Karzai asks Nato to quit Afghan villages
Kabul - President Hamid Karzai called on Thursday for Nato troops to leave Afghan villages and confine themselves to major bases after the slaughter of 16 villagers by a US soldier, underscoring fury over the massacre and clouding US exit plans.
In a near-simultaneous announcement, the Afghan Taliban said it was suspending nascent peace talks with the United States seen as a way to end the country's decade-long conflict, blaming "shaky, erratic and vague" US statements.
The US government said it remained committed to political reconciliation involving talks with the Taliban but progress would require agreement between the Afghan government and the insurgents.
Karzai, in a statement after meeting US Defense Secretary Leon Panetta in Kabul on Thursday, said, "international security forces have to be taken out of Afghan village outposts and return to [larger] bases".
Such a move could undercut President Barack Obama's strategy for Afghanistan, hampering efforts to mentor Afghan police and help with local governance.
The soldier accused of carrying out the shooting was attached to a small special forces compound similar to others around the country which underpin Nato's anti-insurgent strategy ahead of a 2014 deadline for Western combat forces to pull out.
The incident has harmed relations between Afghanistan and the United States and Karzai called for "all efforts ... to avoid such incidents in the future."

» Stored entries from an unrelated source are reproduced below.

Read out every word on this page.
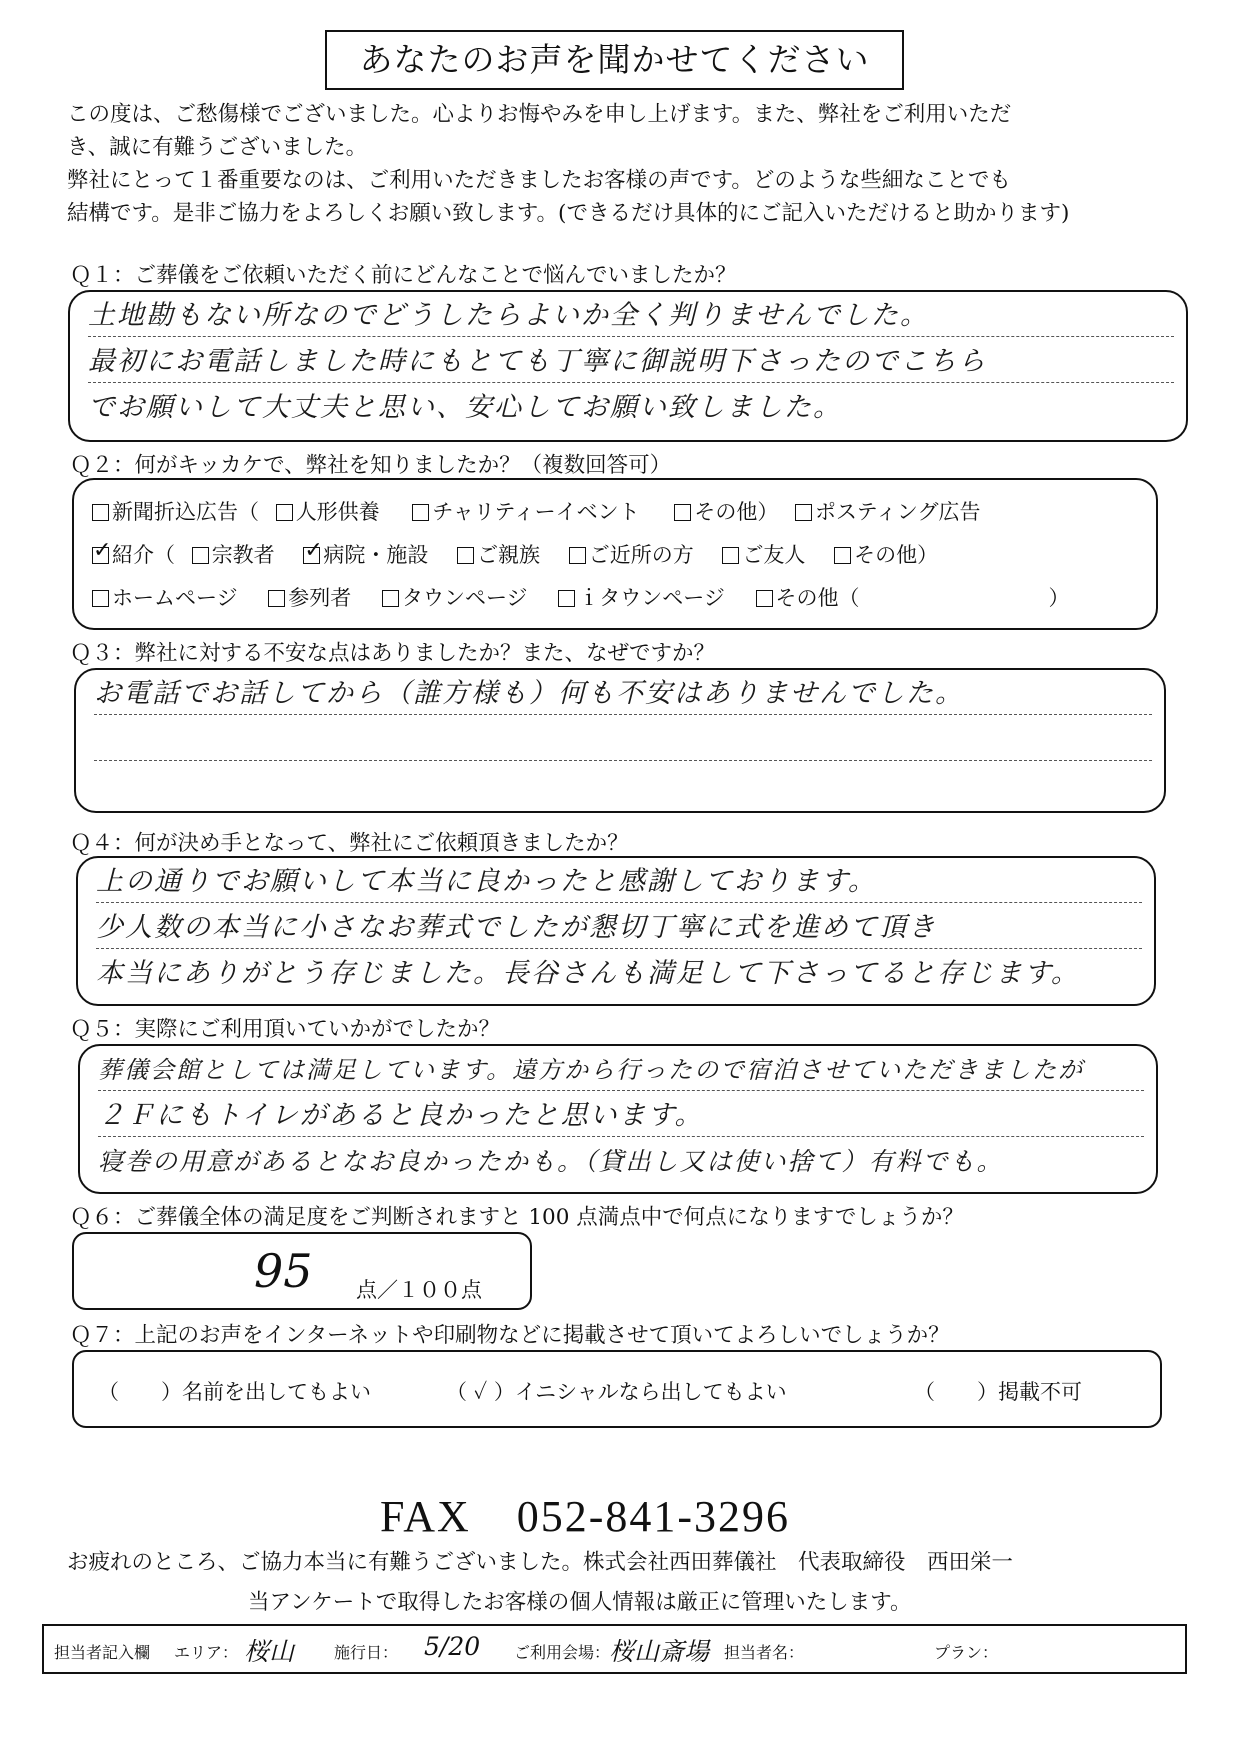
あなたのお声を聞かせてください
この度は、ご愁傷様でございました。心よりお悔やみを申し上げます。また、弊社をご利用いただ
き、誠に有難うございました。
弊社にとって１番重要なのは、ご利用いただきましたお客様の声です。どのような些細なことでも
結構です。是非ご協力をよろしくお願い致します。(できるだけ具体的にご記入いただけると助かります)
Ｑ１：ご葬儀をご依頼いただく前にどんなことで悩んでいましたか？
土地勘もない所なのでどうしたらよいか全く判りませんでした。
最初にお電話しました時にもとても丁寧に御説明下さったのでこちら
でお願いして大丈夫と思い、安心してお願い致しました。
Ｑ２：何がキッカケで、弊社を知りましたか？（複数回答可）
新聞折込広告（ 人形供養	チャリティーイベント	その他） ポスティング広告
✓紹介（ 宗教者 ✓ 病院・施設 ご親族 ご近所の方 ご友人 その他）
ホームページ 参列者 タウンページ ｉタウンページ その他（　　　　　　　　　）
Ｑ３：弊社に対する不安な点はありましたか？また、なぜですか？
お電話でお話してから（誰方様も）何も不安はありませんでした。
Ｑ４：何が決め手となって、弊社にご依頼頂きましたか？
上の通りでお願いして本当に良かったと感謝しております。
少人数の本当に小さなお葬式でしたが懇切丁寧に式を進めて頂き
本当にありがとう存じました。長谷さんも満足して下さってると存じます。
Ｑ５：実際にご利用頂いていかがでしたか？
葬儀会館としては満足しています。遠方から行ったので宿泊させていただきましたが
２Ｆにもトイレがあると良かったと思います。
寝巻の用意があるとなお良かったかも。（貸出し又は使い捨て）有料でも。
Ｑ６：ご葬儀全体の満足度をご判断されますと 100 点満点中で何点になりますでしょうか？
95 点／１００点
Ｑ７：上記のお声をインターネットや印刷物などに掲載させて頂いてよろしいでしょうか？
（　　）名前を出してもよい	（ ✓ ）イニシャルなら出してもよい	（　　）掲載不可
FAX　052-841-3296
お疲れのところ、ご協力本当に有難うございました。株式会社西田葬儀社　代表取締役　西田栄一
当アンケートで取得したお客様の個人情報は厳正に管理いたします。
担当者記入欄 エリア： 桜山 施行日： 5/20 ご利用会場：
桜山斎場 担当者名：	プラン：
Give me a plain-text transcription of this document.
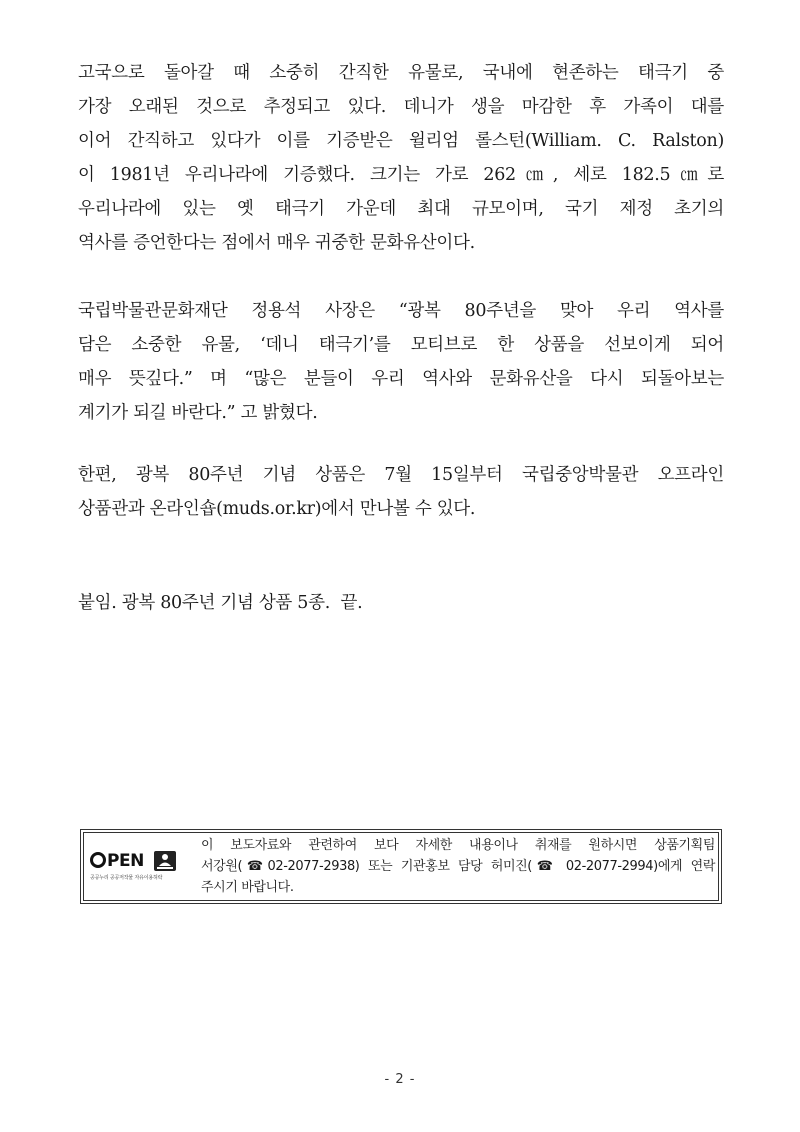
고국으로 돌아갈 때 소중히 간직한 유물로, 국내에 현존하는 태극기 중
가장 오래된 것으로 추정되고 있다. 데니가 생을 마감한 후 가족이 대를
이어 간직하고 있다가 이를 기증받은 윌리엄 롤스턴(William. C. Ralston)
이 1981년 우리나라에 기증했다. 크기는 가로 262㎝, 세로 182.5㎝로
우리나라에 있는 옛 태극기 가운데 최대 규모이며, 국기 제정 초기의
역사를 증언한다는 점에서 매우 귀중한 문화유산이다.
국립박물관문화재단 정용석 사장은 “광복 80주년을 맞아 우리 역사를
담은 소중한 유물, ‘데니 태극기’를 모티브로 한 상품을 선보이게 되어
매우 뜻깊다.” 며 “많은 분들이 우리 역사와 문화유산을 다시 되돌아보는
계기가 되길 바란다.” 고 밝혔다.
한편, 광복 80주년 기념 상품은 7월 15일부터 국립중앙박물관 오프라인
상품관과 온라인숍(muds.or.kr)에서 만나볼 수 있다.
붙임. 광복 80주년 기념 상품 5종.  끝.
PEN
공공누리 공공저작물 자유이용허락
이 보도자료와 관련하여 보다 자세한 내용이나 취재를 원하시면 상품기획팀
서강원(☎02-2077-2938) 또는 기관홍보 담당 허미진(☎ 02-2077-2994)에게 연락
주시기 바랍니다.
- 2 -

The nighttime killings in Kandahar province on Sunday have raised questions about Western strategy in Afghanistan and intensified calls for the withdrawal of foreign combat troops.
The United States played down Karzai's call for Nato to pull out from Afghan villages. Pentagon officials said they did not believe he was calling for an immediate withdrawal to bases and said there was no change in US plans for a gradual transition to Afghan security leadership.
"We believe that this statement reflects president Karzai's strong interest in moving as quickly as possible to a fully independent and sovereign Afghanistan," Pentagon spokesperson George Little told reporters with Panetta in Abu Dhabi, where he flew after leaving Kabul earlier on Thursday.
Germany - which has the third largest contingent of Nato troops in Afghanistan - also played down the likely impact.
But in Washington, Republican senators opposed to an early withdrawal from Afghanistan said Karzai's demands would doom to failure the plan for a transition to Afghan control over the next two years.
Senator John McCain, a member of the Armed Services Committee, said it was a losing strategy he could not agree to, a view echoed by Senator Lindsey Graham.
"We tried that in Iraq, where we stayed on bases, and Iraq devolved into chaos," Graham told reporters. "Fighting ... behind a wire, you can't fight effectively."
He said the US forces were out in the villages to mentor Afghan police, train the army and help with governance.